I live in a part of the country in which religion is a big part of everyday life. Looking at my own extended family, I see people who believe that God and family are the only entities that should matter to you, and caring about “lesser” things–in particular, animals are considered a “lesser” thing–is rejected as a waste of time and sinful.
This type of belief system is more common than we’d hope, and I understand the desire to “break in” to the conservative Christian community to help introduce some at least basic animal welfare tenants. However, there is a right and wrong way to go about it. The fact is, these folks are a very tough nut to crack, and by highlighting bigoted individuals, we’re alienating the progressive people who are far more likely to accept and support animal welfare.
Opposing felony-level animal abuse isn’t much of a stretch (although I’ve heard the aforementioned family members on several occasions mock the idea of imprisoning people for animal cruelty)–it’s like saying you’re opposed to armed robbery or selling heroin outside schools. It’s a given.
I tend to agree with Will that this is less about bringing conservatives into the camp than it is about romancing more influential and moneyed people and their networks.

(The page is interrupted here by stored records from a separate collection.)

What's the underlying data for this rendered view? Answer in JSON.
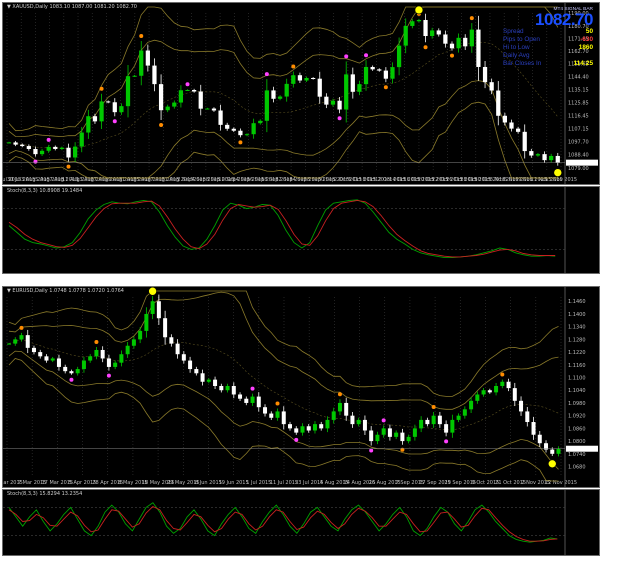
{
  "window": {
    "chart1_header": "▼ XAUUSD,Daily 1083.10 1087.00 1081.20 1082.70",
    "ind1_header": "Stoch(8,3,3) 10.8908 19.1484",
    "chart2_header": "▼ EURUSD,Daily 1.0748 1.0778 1.0720 1.0764",
    "ind2_header": "Stoch(8,3,3) 15.8294 13.2354"
  },
  "info_panel": {
    "top_label": "MT4 SIGNAL BAR",
    "price": "1082.70",
    "rows": [
      {
        "label": "Spread",
        "value": "50",
        "color": "#ffff00"
      },
      {
        "label": "Pips to Open",
        "value": "-630",
        "color": "#ff3b3b"
      },
      {
        "label": "Hi to Low",
        "value": "1860",
        "color": "#ffff00"
      },
      {
        "label": "Daily Avg",
        "value": "",
        "color": "#ffff00"
      },
      {
        "label": "Bar Closes In",
        "value": "114:25",
        "color": "#ffff00"
      }
    ]
  },
  "colors": {
    "bg": "#000000",
    "bull": "#00c800",
    "bear": "#ffffff",
    "band": "#8a7a2a",
    "stoch_main": "#00a000",
    "stoch_signal": "#c82020",
    "dot_orange": "#ff8c00",
    "dot_magenta": "#ff40ff",
    "marker_yellow": "#ffff00"
  },
  "chart_data": [
    {
      "type": "candlestick",
      "symbol": "XAUUSD,Daily",
      "ylim": [
        1076,
        1190
      ],
      "y_ticks": [
        "1190.00",
        "1180.70",
        "1171.85",
        "1162.70",
        "1153.65",
        "1144.40",
        "1135.15",
        "1125.85",
        "1116.45",
        "1107.15",
        "1097.70",
        "1088.40",
        "1079.00"
      ],
      "x_ticks": [
        "28 Jul 2015",
        "30 Jul 2015",
        "3 Aug 2015",
        "5 Aug 2015",
        "7 Aug 2015",
        "11 Aug 2015",
        "13 Aug 2015",
        "17 Aug 2015",
        "19 Aug 2015",
        "21 Aug 2015",
        "25 Aug 2015",
        "27 Aug 2015",
        "31 Aug 2015",
        "2 Sep 2015",
        "4 Sep 2015",
        "8 Sep 2015",
        "10 Sep 2015",
        "14 Sep 2015",
        "16 Sep 2015",
        "18 Sep 2015",
        "22 Sep 2015",
        "24 Sep 2015",
        "28 Sep 2015",
        "30 Sep 2015",
        "2 Oct 2015",
        "6 Oct 2015",
        "8 Oct 2015",
        "12 Oct 2015",
        "14 Oct 2015",
        "16 Oct 2015",
        "20 Oct 2015",
        "22 Oct 2015",
        "26 Oct 2015",
        "28 Oct 2015",
        "30 Oct 2015",
        "3 Nov 2015",
        "5 Nov 2015",
        "9 Nov 2015",
        "11 Nov 2015",
        "13 Nov 2015"
      ],
      "close": [
        1097.2,
        1095.6,
        1094.6,
        1092.5,
        1088.8,
        1091.2,
        1094.0,
        1092.5,
        1093.4,
        1086.4,
        1094.2,
        1104.3,
        1116.0,
        1112.3,
        1126.6,
        1126.0,
        1118.9,
        1123.2,
        1144.7,
        1145.0,
        1163.1,
        1152.3,
        1139.0,
        1120.3,
        1122.9,
        1125.8,
        1134.6,
        1134.8,
        1133.7,
        1121.4,
        1121.5,
        1120.1,
        1109.8,
        1107.0,
        1105.6,
        1102.4,
        1103.1,
        1111.0,
        1112.7,
        1134.5,
        1128.5,
        1130.1,
        1139.2,
        1145.4,
        1141.6,
        1143.4,
        1142.9,
        1130.0,
        1124.3,
        1127.1,
        1120.8,
        1146.0,
        1133.5,
        1139.0,
        1151.3,
        1149.6,
        1148.7,
        1142.9,
        1151.2,
        1166.6,
        1180.7,
        1184.1,
        1185.0,
        1173.5,
        1177.5,
        1174.6,
        1168.0,
        1164.7,
        1172.2,
        1166.1,
        1178.1,
        1151.3,
        1140.4,
        1134.4,
        1116.3,
        1111.5,
        1107.1,
        1104.8,
        1091.0,
        1087.8,
        1088.8,
        1084.5,
        1087.5,
        1082.7
      ]
    },
    {
      "type": "line",
      "name": "Stoch(8,3,3)",
      "ylim": [
        0,
        100
      ],
      "series": [
        {
          "values": [
            55,
            45,
            35,
            30,
            28,
            25,
            22,
            24,
            30,
            45,
            65,
            78,
            86,
            90,
            88,
            87,
            90,
            92,
            90,
            75,
            55,
            38,
            25,
            20,
            22,
            35,
            55,
            78,
            88,
            85,
            80,
            82,
            86,
            85,
            70,
            48,
            30,
            22,
            30,
            55,
            78,
            88,
            90,
            92,
            93,
            88,
            75,
            60,
            45,
            35,
            28,
            20,
            15,
            12,
            10,
            8,
            8,
            9,
            10,
            12,
            15,
            18,
            22,
            20,
            15,
            12,
            10,
            10,
            11,
            10
          ]
        },
        {
          "values": [
            60,
            52,
            42,
            35,
            30,
            27,
            24,
            23,
            26,
            36,
            52,
            68,
            80,
            87,
            88,
            88,
            88,
            90,
            91,
            84,
            68,
            50,
            35,
            24,
            21,
            28,
            42,
            63,
            80,
            86,
            84,
            82,
            83,
            85,
            79,
            62,
            42,
            28,
            26,
            40,
            62,
            80,
            88,
            90,
            92,
            90,
            83,
            70,
            55,
            42,
            33,
            25,
            18,
            14,
            12,
            10,
            9,
            9,
            10,
            11,
            13,
            16,
            19,
            20,
            18,
            14,
            12,
            11,
            11,
            11
          ]
        }
      ]
    },
    {
      "type": "candlestick",
      "symbol": "EURUSD,Daily",
      "ylim": [
        1.064,
        1.148
      ],
      "y_ticks": [
        "1.1460",
        "1.1400",
        "1.1340",
        "1.1280",
        "1.1220",
        "1.1160",
        "1.1100",
        "1.1040",
        "1.0980",
        "1.0920",
        "1.0860",
        "1.0800",
        "1.0740",
        "1.0680"
      ],
      "x_ticks": [
        "26 Mar 2015",
        "7 Mar 2015",
        "17 Mar 2015",
        "5 Apr 2015",
        "28 Apr 2015",
        "8 May 2015",
        "18 May 2015",
        "29 May 2015",
        "8 Jun 2015",
        "19 Jun 2015",
        "1 Jul 2015",
        "11 Jul 2015",
        "23 Jul 2015",
        "4 Aug 2015",
        "14 Aug 2015",
        "26 Aug 2015",
        "7 Sep 2015",
        "17 Sep 2015",
        "29 Sep 2015",
        "9 Oct 2015",
        "21 Oct 2015",
        "2 Nov 2015",
        "12 Nov 2015"
      ],
      "close": [
        1.126,
        1.128,
        1.13,
        1.124,
        1.122,
        1.12,
        1.118,
        1.119,
        1.115,
        1.113,
        1.112,
        1.114,
        1.118,
        1.12,
        1.123,
        1.119,
        1.115,
        1.117,
        1.121,
        1.125,
        1.128,
        1.132,
        1.14,
        1.146,
        1.138,
        1.129,
        1.126,
        1.121,
        1.118,
        1.114,
        1.112,
        1.108,
        1.109,
        1.106,
        1.104,
        1.106,
        1.102,
        1.1,
        1.098,
        1.101,
        1.096,
        1.093,
        1.091,
        1.094,
        1.088,
        1.086,
        1.084,
        1.087,
        1.085,
        1.088,
        1.086,
        1.09,
        1.094,
        1.098,
        1.092,
        1.088,
        1.09,
        1.085,
        1.08,
        1.083,
        1.086,
        1.082,
        1.084,
        1.08,
        1.082,
        1.086,
        1.09,
        1.088,
        1.092,
        1.088,
        1.084,
        1.09,
        1.092,
        1.095,
        1.099,
        1.102,
        1.104,
        1.103,
        1.106,
        1.108,
        1.105,
        1.099,
        1.094,
        1.089,
        1.083,
        1.079,
        1.076,
        1.074,
        1.0764
      ]
    },
    {
      "type": "line",
      "name": "Stoch(8,3,3)",
      "ylim": [
        0,
        100
      ],
      "series": [
        {
          "values": [
            80,
            60,
            40,
            60,
            75,
            50,
            30,
            45,
            65,
            80,
            55,
            30,
            20,
            40,
            70,
            85,
            70,
            45,
            30,
            55,
            80,
            90,
            70,
            40,
            25,
            35,
            60,
            75,
            55,
            30,
            20,
            45,
            65,
            80,
            60,
            35,
            25,
            50,
            70,
            85,
            65,
            40,
            25,
            45,
            70,
            80,
            60,
            40,
            30,
            55,
            75,
            85,
            70,
            50,
            30,
            45,
            65,
            80,
            60,
            30,
            20,
            35,
            60,
            80,
            70,
            45,
            30,
            50,
            75,
            85,
            70,
            50,
            35,
            20,
            12,
            8,
            6,
            8,
            10,
            15,
            13
          ]
        },
        {
          "values": [
            75,
            65,
            50,
            52,
            65,
            58,
            42,
            40,
            55,
            70,
            62,
            42,
            28,
            32,
            55,
            75,
            72,
            55,
            38,
            45,
            68,
            82,
            75,
            52,
            35,
            32,
            48,
            65,
            60,
            42,
            28,
            35,
            55,
            70,
            65,
            45,
            32,
            40,
            60,
            75,
            70,
            50,
            33,
            38,
            58,
            72,
            65,
            48,
            35,
            45,
            65,
            78,
            72,
            58,
            40,
            40,
            55,
            70,
            65,
            45,
            28,
            30,
            48,
            68,
            70,
            55,
            38,
            42,
            62,
            78,
            75,
            58,
            42,
            28,
            18,
            12,
            8,
            8,
            9,
            12,
            13
          ]
        }
      ]
    }
  ]
}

This, while the ‘humane’ sector gives its blessing to one of the leaders who, collectively, drive so many people to despair and worse because their families reject and shun them. Gratitude to Animals 24-7 for publishing this and enabling feedback.
It’s unfortunate so many animal lovers are up in arms over this issue. The irony of people who eat animals ( infringing on the animals rights) wagging their fingers at Duke and now Pacelle is priceless.
But more to the point the HSUS role is to provide an animal welfare platform for advocates to come together for our fellow animals. There are many other platforms available to address human politics and civil rights issues but this isn’t one of them. As much as it might surprise some of us our fellow animals don’t care about our human issues and Pacelles role is to speak for them.
We have built an entire for profit industry that gives its victims no rights, uses the victims reproductive systems to cause untold suffering and death, steals children from their mothers so humans can eat cheese and with all that people are taking offense to some assholes words ( he’s not advocating for any violence/killing of humans for profit or otherwise ) who might be able to help bring an end to this nightmare. SMH. I worry for our fellow animals.
Lee Hall is a longtime vegan; Will Anderson is a longtime vegan; I am a longtime vegan and the second generation of veggies in a three-generation veg family. This is not, in short, a matter of “people who eat animals…wagging their fingers at Duke”; it is a matter of people who have spent their lives working for both animal rights & human rights taking issue with HSUS embracing an individual who has substantively advanced neither, indeed opposes the whole notion of animals having intrinsic rights of any sort, and has vehemently opposed extending even basic human rights to a small but significant sector of society.